Long-term care for elderly or disabled people is expensive, and many families struggle to afford assisted living or a paid caregiver. But if the person needing care served in the U.S. military, he or she may be eligible for little-known benefits that can ease the financial stress on the whole family. Benefits are also available for surviving spouses of former service members.
The financial consequences of long-term care
As people age—or if they have disabilities—it becomes harder to perform basic everyday tasks that used to come easily. Someone who was once robust and athletic may need help bathing, dressing, or preparing meals. Families who can't provide this care themselves may look to assisted living, a nursing home, or an in-home caregiver, but these services are expensive—and mostly not covered by Medicare. This can leave elderly and disabled people without the help they need or strain the lives and finances of children and other family members.
If the person who needs help served for as little as 90 days in any branch of the armed forces, Veterans Administration benefits may ease the burden of providing and paying for long-term care.
Wartime veterans who served at least 90 days' active duty service (with at least one day in a wartime period) may qualify for a VA pension if they also meet one of the following criteria:
- Age 65 or older
- Totally and permanently disabled
- Living in a nursing home receiving skilled nursing care
- Receiving Social Security Disability (SSDI)
- Receiving Supplemental Security Income (SSI)
To be eligible for a VA pension (or for the Aid & Attendance benefit, please see below), the veteran must have served at least 90 days of active duty, with at least one day during wartime. (If the service was after September 7, 1980, longer time periods apply.) The veteran also must not have been dishonorably discharged. Finally, the veteran or surviving spouse's income must be below a certain threshold.
Aid & Attendance
In addition to a pension, veterans may also qualify for the Aid & Attendance benefit. Aid & Attendance provides money to veterans and their surviving spouses who need help performing daily activities such as bathing, dressing, and using the bathroom.
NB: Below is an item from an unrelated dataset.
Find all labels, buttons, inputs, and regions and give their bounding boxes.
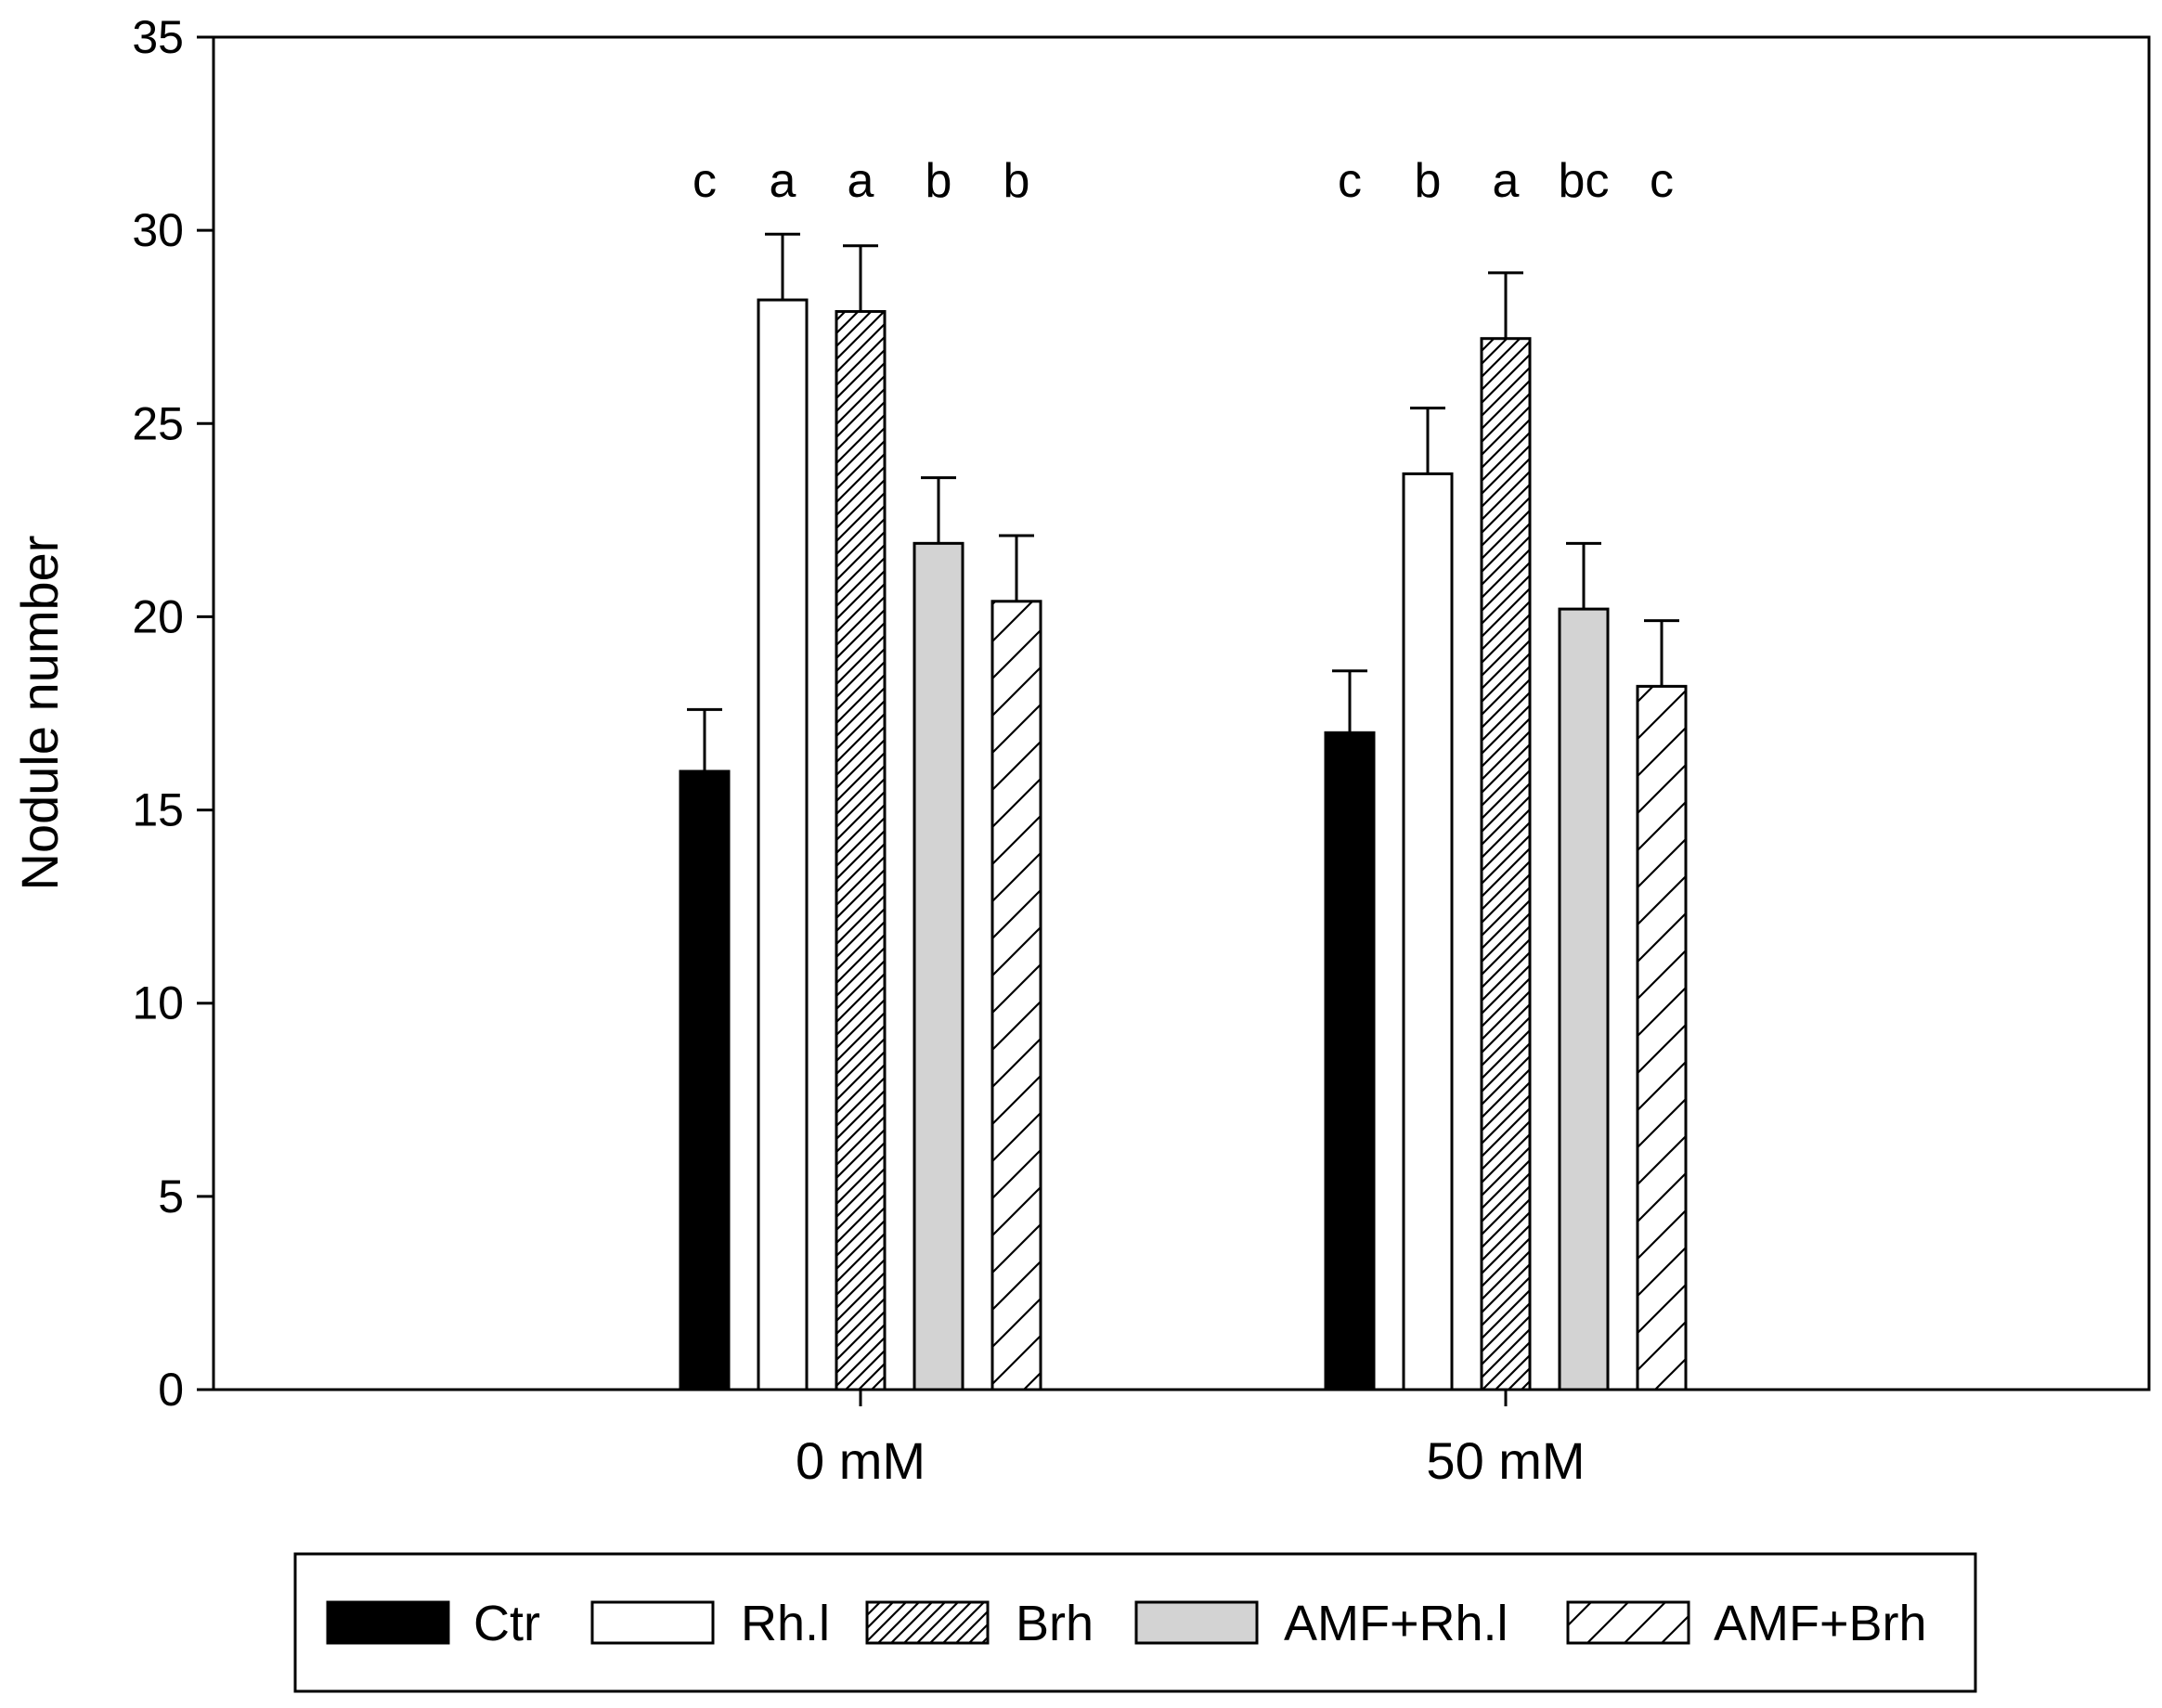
plot-frame bbox=[212, 35, 2151, 1391]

It is also available to people who are blind, bedridden or confined to a nursing home. The need for care does not have to be connected to any service-related injury.
Aid & Attendance can help pay for assisted living or nursing home care. If a permanent disability restricts you to your home, you may qualify for a housebound allowance to pay for someone to come to your home and care for you.
The amount of the Aid & Attendance benefit will depend on your annual income, which includes Social Security and any pensions, minus the amounts you spend each year for medical care, including in-home care and assisted living costs.
VA disability compensation
If you have a disability-related to your military service, you may be eligible for VA disability compensation, but you must apply for it. The VA assigns ratings to different types of disabilities: the higher your rating, the more money you may receive.
Applying and Getting Help
You must apply for these benefits through the VA, and the application process can be complicated and confusing. In fact, the VA recommends that you work with a Recognized Veterans Service Organization whose accredited representatives will help you with your application free of charge. You can also hire a lawyer who has experience with VA benefits.